Chris-Dobbins / listdupes

A duplicate file checking utility for the command-line, written in Python with no external dependencies.
BSD 2-Clause "Simplified" License
2 stars 0 forks source link

Notes on Modularizing #1

Closed Chris-Dobbins closed 2 years ago

Chris-Dobbins commented 2 years ago

Idea for further modularizing the app:

  1. Default to writing to a CSV with a fixed name.
  2. Optionally, output the CSV stream on stdout, allowing user to rename file via redirect. This would basically be filter functionality via arg.

Note that this would allow make_file_path_unique to be moved out of main if desired.
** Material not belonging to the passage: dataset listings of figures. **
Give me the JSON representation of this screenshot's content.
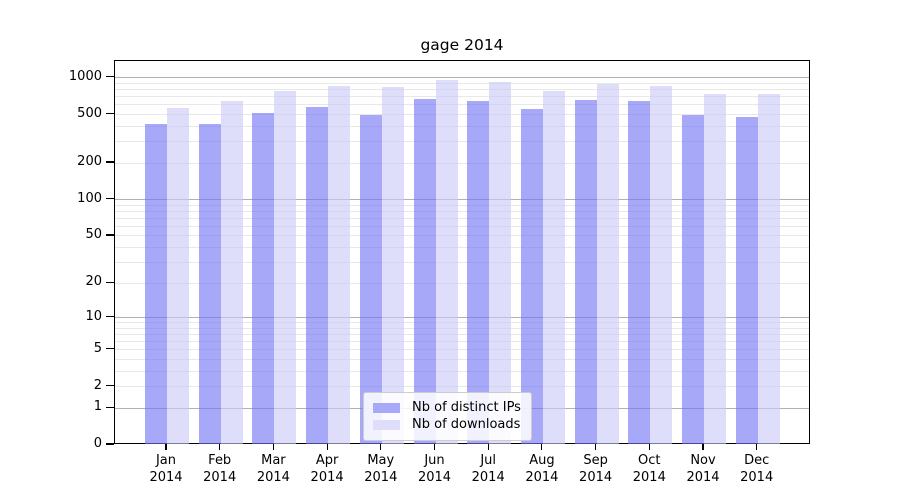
{
  "chart_data": {
    "type": "bar",
    "title": "gage 2014",
    "categories": [
      "Jan",
      "Feb",
      "Mar",
      "Apr",
      "May",
      "Jun",
      "Jul",
      "Aug",
      "Sep",
      "Oct",
      "Nov",
      "Dec"
    ],
    "category_year": "2014",
    "series": [
      {
        "name": "Nb of distinct IPs",
        "fill": "rgba(115,115,244,0.62)",
        "legend_color": "#a8a8f8",
        "values": [
          420,
          420,
          515,
          575,
          500,
          665,
          645,
          550,
          660,
          640,
          500,
          475
        ]
      },
      {
        "name": "Nb of downloads",
        "fill": "rgba(202,202,247,0.62)",
        "legend_color": "#dedefa",
        "values": [
          570,
          640,
          775,
          855,
          845,
          960,
          930,
          780,
          885,
          860,
          730,
          730
        ]
      }
    ],
    "yscale": "log1p",
    "ylim": [
      0,
      1380
    ],
    "yticks": [
      0,
      1,
      2,
      5,
      10,
      20,
      50,
      100,
      200,
      500,
      1000
    ],
    "grid": {
      "major_values": [
        1,
        10,
        100,
        1000
      ],
      "minor_color": "#e8e8e8",
      "major_color": "#b2b2b2",
      "axis_color": "#000000"
    },
    "legend_position": "lower center"
  }
}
Remember that there isn't really a meaningfully Pure version of the main function. All it would do is:

  1. Take checksum_paths's return value as an arg.
  2. Sort it.
  3. Call find_dupes on it.
  4. Return find_dupe's value

So main probably shouldn't be pure, but it would be more usefully modular if it only ever needed to return one kind of output, a dictionary.

Ideally its return tuple shouldn't contain anything that wasn't useful for another generalized sort of app. So, does that mean it shouldn't pass through a filter arg?
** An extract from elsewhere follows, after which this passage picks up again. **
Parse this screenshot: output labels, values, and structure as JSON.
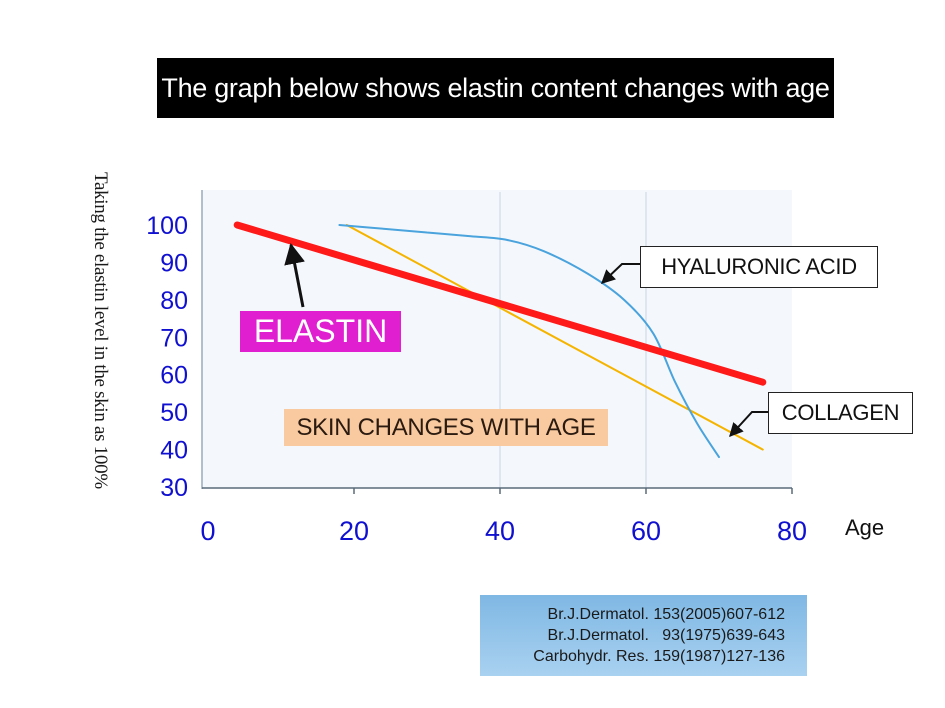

What if instead of passing the whole args namespace object to the main function we made the main function take just one or two args. Like:

  1. args.starting_folder
  2. args.progress

So that we could:

  1. Call get_listdupes_args
  2. Pass args.starting_folder and args.progress to main.
  3. Test args.filter to see if main's output should be written to disk or streamed to stdout.

The advantage of this:

  1. The module would have main as a single convenience function developers could call with a path and which would return a dictionary.
  2. When used as a terminal command the app could behave in a more filter-like capacity. By outputting a stream of CSV. It could even potentially take a stream of paths as input
Chris-Dobbins commented 2 years ago

Version 6 incorporates these ideas in an improved form.